A novel collaboration between the industry and the academic world has made possible human clinical trials of a new drug for a rare class of blood diseases called myeloproliferative disorders (MPD), which are all driven by the same genetic mutation and can develop into leukemia
The study led by Catriona H.M. Jamieson, M.D. Ph.D., assistant professor of medicine at the University of California, San Diego and Director for Stem Cell Research at Moores UCSD Cancer Center, identified an inhibitor that can cease over-proliferation of blood cells leading to problems with blood clotting, heart attacks and leukaemia.
"As a clinician, I asked myself who is going to get this disease, and what can we do to stop its progression, instead of waiting until it evolves into a deadly cancer? This project has been so extraordinary, because a small pharmaceutical company took a big chance on a rare disease," said Jamieson.
The findings of the study led to development of the inhibitor by TargeGen, a San Diego pharmaceutical company that conducted the research in collaboration with a number of clinics and universities.
Usually, a MPD patient makes too many blood cells, due to a mutation expressed in the stem cell, the early stage cell that goes on to differentiate to become either red or white blood cells.
In an earlier study it was discovered that a mutation in the JAK2 signalling pathway in patients with a type of MPD called polycythemia vera (PV) allows cells to evade the process which would normally regulate the production of red blood cells. Due to this defect, the bone marrow produces excessive numbers of red blood cells.
However, in the current research, the researchers transferred human cord blood stem cells, designed to contain the mutant JAK2 gene, into mouse models with a suppressed immune system to find whether over-expression of a single gene could drive, or initiate, the disease.
These stem cells were introduced directly into the liver, the main site of blood development in the newborn mouse. Thus, the stem cells over-expressing the mutant gene led to overproduction of human red blood cells, and the mice developed a disease that looked like PV. These results were substantiated by injecting actual stem cells from patients with PV into the same mouse model, achieving similar results.

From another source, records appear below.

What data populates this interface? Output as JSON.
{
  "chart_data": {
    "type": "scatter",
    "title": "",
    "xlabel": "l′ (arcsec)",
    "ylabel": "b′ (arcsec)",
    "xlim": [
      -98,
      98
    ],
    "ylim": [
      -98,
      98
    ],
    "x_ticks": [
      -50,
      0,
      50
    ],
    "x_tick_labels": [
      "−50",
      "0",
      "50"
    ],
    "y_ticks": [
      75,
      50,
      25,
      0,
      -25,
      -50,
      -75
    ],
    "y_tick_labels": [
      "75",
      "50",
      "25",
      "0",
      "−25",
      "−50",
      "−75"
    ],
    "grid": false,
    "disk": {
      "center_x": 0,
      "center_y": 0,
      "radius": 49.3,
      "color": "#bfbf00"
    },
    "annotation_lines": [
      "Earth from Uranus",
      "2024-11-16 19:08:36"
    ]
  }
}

"We found that the JAK2 mutation was necessary and sufficient, by itself, to drive the disease," said Jamieson.
Speculating that blocking this mutation would prevent overproduction of red blood cells, TargeGen developed a selective JAK2 inhibitor called TG101348. This therapy was shown to halt over-expression of the gene and reverse excessive production of red blood cells. As TG101348 selectively targets the JAK2 protein that causes the disease, side effects have been minimized.
"Pre-clinical testing at the UCSD and Harvard University Schools of Medicine confirmed the therapeutic potential of TG101348. The compound was rapidly advanced into the current, ongoing human clinical trials being conducted at major research institutions across the country," said John Hood, Ph.D., Director of Research for TargeGen.
"This unique industry-academia collaboration has helped guide a new drug from bench to bedside, from evaluating the compound's efficacy on cancer stem cells to its evaluation in patients bearing a disease which otherwise has very limited treatment options," he added.
The study is published in the journal Cancer Cell.